Le festival Antigel s'est enfui depuis longtemps déjà, mais c'est un souvenir durablement ancré que cet artiste a laissé dans ma mémoire avec son spectacle Adishatz [se prononce "adiciyatz" ou "adichiyatch" selon la région] présenté le 12 février dernier.

Disons le tout de suite, je ne suis pas fan de ses collaborations avec Gisèle Vienne. Bien qu'elles soient toujours d'une très grandes qualités, ce n'est pas ma tasse de thé. Mais avec Adishatz, il signe l'un des spectacles les plus intimes de son répertoire. Lui qui aime tant interpréter des personnages torturés, déchirés, le fait avec une telle délicatesse, que le sordide en devient pathétique et tellement ordinaire qu'on ne peut que compatir à la cause de ses personnages.

C'est dans une ambiance à la "Nouvelle Star" qu'un jeune homme au poil collé vient nous interpréter les standards d'une génération. Durant un instant, on ne sait plus vraiment si nous sommes le jury ou... le miroir de la salle de bain. Mais qu'à cela ne tienne, nous voilà tenus en haleine par une voix captivante, qui nous renvoie inévitablement à nos souvenirs. Ce tour de chauffe, nous prépare comme une Britney des bals discos, à entrer dans le Samedi de tous les samedis, la nuit de tous les interdits. Une nuit où le Must, le Macumba et la Bulle deviennent tour à tour les petits théâtres de nos minuscules gloires et grandes déchéances. Il se dégage de ce spectacle un profond malaise. Pire que la débauche, la solitude d'une paillette coincée entre deux battements de cils, le gouffre d'une relation père fils, et les nuits Tarbaises sont passées dans le mouliné à géométrie variable du fantasme. L'alcool, les starlettes d'un soir, la testostérone, les rêves brisés et ceux qui se sont envolés loin du nid: tout y passe.

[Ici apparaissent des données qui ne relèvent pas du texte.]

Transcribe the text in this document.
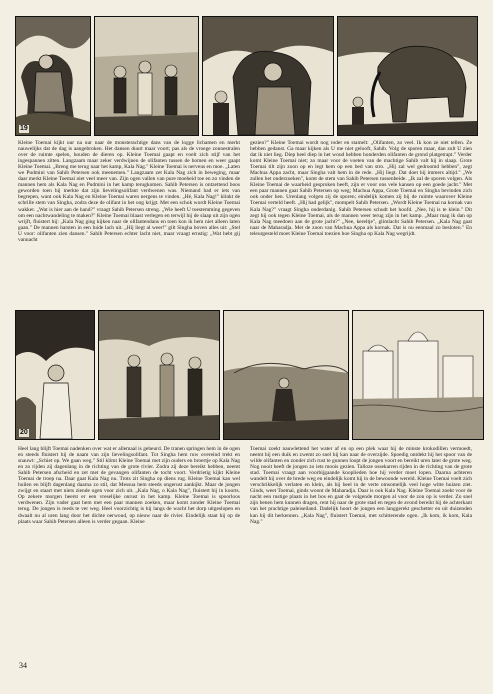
19
Kleine Toemai kijkt uur na uur naar de monsterachtige dans van de logge lichamen en merkt nauwelijks dat de dag is aangebroken. Het dansen duurt maar voort; pas als de vroege zonnestralen over de ruimte spelen, houden de dieren op. Kleine Toemai gaapt en voelt zich stijf van het ingespannen zitten. Langzaam maar zeker verdwijnen de olifanten tussen de bomen en weer gaapt Kleine Toemai. „Breng me terug naar het kamp, Kala Nag." Kleine Toemai is nerveus en moe. „Laten we Pudmini van Sahib Petersen ook meenemen." Langzaam zet Kala Nag zich in beweging, maar daar merkt Kleine Toemai niet veel meer van. Zijn ogen vallen van pure moeheid toe en zo vinden de mannen hem als Kala Nag en Pudmini in het kamp terugkomen. Sahib Petersen is ontzettend boos geworden toen hij merkte dat zijn lievelingsolifant verdwenen was. Niemand had er iets van begrepen, want ook Kala Nag en Kleine Toemai waren nergens te vinden. „Hé, Kala Nag!" klinkt de schrille stem van Singha, zodra deze de olifant in het oog krijgt. Met een schok wordt Kleine Toemai wakker. „Wat is hier aan de hand?" vraagt Sahib Petersen streng. „Wie heeft U toestemming gegeven om een nachtwandeling te maken?" Kleine Toemai blaast verlegen en terwijl hij de slaap uit zijn ogen wrijft, fluistert hij: „Kala Nag ging kijken naar de olifantendans en toen kon ik hem niet alleen laten gaan." De mannen barsten in een luide lach uit. „Hij liegt al weer!" gilt Singha boven alles uit: „Stel U voor: olifanten zien dansen." Sahib Petersen echter lacht niet, maar vraagt ernstig: „Wat hebt gij vannacht
gezien?" Kleine Toemai wordt nog roder en stamelt: „Olifanten, zo veel. Ik kon ze niet tellen. Ze hebben gedanst. Ga maar kijken als U me niet gelooft, Sahib. Volg de sporen maar, dan zult U zien dat ik niet lieg. Diep heel diep in het woud hebben honderden olifanten de grond platgetrapt." Verder komt Kleine Toemai niet; zo maar voor de voeten van de machtige Sahib valt hij in slaap. Grote Toemai tilt zijn zoon op en legt hem op een bed van stro. „Hij zal wel gedroomd hebben", zegt Machua Appa zacht, maar Singha valt hem in de rede. „Hij liegt. Dat doet hij immers altijd." „We zullen het onderzoeken", komt de stem van Sahib Petersen tussenbeide. „Ik zal de sporen volgen. Als Kleine Toemai de waarheid gesproken heeft, zijn er voor ons vele kansen op een goede jacht." Met een paar mannen gaat Sahib Petersen op weg; Machua Appa, Grote Toemai en Singha bevinden zich ook onder hen. Urenlang volgen zij de sporen; eindelijk komen zij bij de ruimte waarover Kleine Toemai verteld heeft. „Hij had gelijk", mompelt Sahib Petersen. „Wordt Kleine Toemai na kornak van Kala Nag?" vraagt Singha onderdanig. Sahib Petersen schudt het hoofd. „Nee, hij is te klein." Dit zegt hij ook tegen Kleine Toemai, als de mannen weer terug zijn in het kamp. „Maar mag ik dan op Kala Nag meedoen aan de grote jacht?" „Nee, kereltje", glimlacht Sahib Petersen. „Kala Nag gaat naar de Maharadja. Met de zoon van Machua Appa als kornak. Dat is nu eenmaal zo besloten." En teleurgesteld moet Kleine Toemai toezien hoe Singha op Kala Nag wegrijdt.
20
Heel lang blijft Toemai nadenken over wat er allemaal is gebeurd. De tranen springen hem in de ogen en steeds fluistert hij de naam van zijn lievelingsolifant. Tot Singha hem ruw overeind trekt en snauwt: „Schiet op. We gaan weg." Stil klimt Kleine Toemai met zijn ouders en broertje op Kala Nag en zo rijden zij dagenlang in de richting van de grote rivier. Zodra zij deze bereikt hebben, neemt Sahib Petersen afscheid en zet met de gevangen olifanten de tocht voort. Verdrietig kijkt Kleine Toemai de troep na. Daar gaat Kala Nag nu. Trots zit Singha op diens rug. Kleine Toemai kan wel huilen en blijft dagenlang daarna zo stil, dat Messua hem steeds ongerust aankijkt. Maar de jongen zwijgt en staart met niets ziende ogen voor zich uit. „Kala Nag, o Kala Nag", fluistert hij in koorts. Op zekere morgen heerst er een vreselijke onrust in het kamp. Kleine Toemai is spoorloos verdwenen. Zijn vader gaat hem met een paar mannen zoeken, maar komt zonder Kleine Toemai terug. De jongen is reeds te ver weg. Heel voorzichtig is hij langs de wacht het dorp uitgeslopen en dwaalt nu al uren lang door het dichte oerwoud, op nieuw naar de rivier. Eindelijk staat hij op de plaats waar Sahib Petersen alleen is verder gegaan. Kleine
Toemai zoekt nauwlettend het water af en op een plek waar hij de minste krokodillen vermoedt, neemt hij een duik en zwemt zo snel hij kan naar de overzijde. Spoedig ontdekt hij het spoor van de wilde olifanten en zonder zich rust te gunnen loopt de jongen voort en bereikt uren later de grote weg. Nog nooit heeft de jongen zo iets moois gezien. Talloze ossekarren rijden in de richting van de grote stad. Toemai vraagt aan voorbijgaande kooplieden hoe hij verder moet lopen. Daarna achteren wandelt hij over de brede weg en eindelijk komt hij in de bewoonde wereld. Kleine Toemai voelt zich verschrikkelijk verlaten en klein, als hij heel in de verte omsomelijk veel hoge witte huizen ziet. Ginds, weet Toemai, ginds woont de Maharadja. Daar is ook Kala Nag. Kleine Toemai zoekt voor de nacht een rustige plaats in het bos en gaat de volgende morgen al voor de zon op is verder. Zo snel zijn benen hem kunnen dragen, rent hij naar de grote stad en tegen de avond bereikt hij de achterkant van het prachtige paleiseiland. Dadelijk hoort de jongen een langgerekt geschetter en uit duizenden kan hij dit herkennen. „Kala Nag", fluistert Toemai, met schitterende ogen. „Ik kom, ik kom, Kala Nag."
34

Quelle est l'origine de ce travail ?
"Adolescent, outre mes exercices d’imitateur, j’apprenais et chantais fréquemment des “tubes” et principalement ceux de Madonna. En 2007, j’ai constitué un répertoire “Madonnesque” associé à d’autres hits de discothèque mais aussi à des chants traditionnels pyrénéens. Ce tour de chant a été chanté a capella à Berlin puis dans différents lieux, de manière spontanée, rendant ainsi l’objet très intuitif. À partir de ce point de départ, je souhaite aujourd’hui travailler sur l’écriture d’une pièce, dans laquelle le matériau chanté et l’imitation seront intégrés et articulés sous forme d’autoportrait. Convoquant le registre de l’autofiction, sorte de documentaire sous forme de confession qui met en évidence l’itinéraire d’un personnage entre vie réelle et vie fantasmée ou rêvée, cette pièce sera écrite à partir de chansons, de conversations, qui évoqueront comme des carnets intimes, les racines ou la famille." (Jonathan Capdevielle)

En 1h10 de spectacle, Adishatz est tout à la fois un bonjour et une recommandation à Dieu. Une vrai tranche de Sud Ouest, un spectacle authentique, où la chaleur se heurte à la moiteur des fins de nuits, souvent sordides. Des expériences que chacun masque à grand coup d'exagération digne de la mythologie personnelle, avant de regagner silencieusement sa montagne.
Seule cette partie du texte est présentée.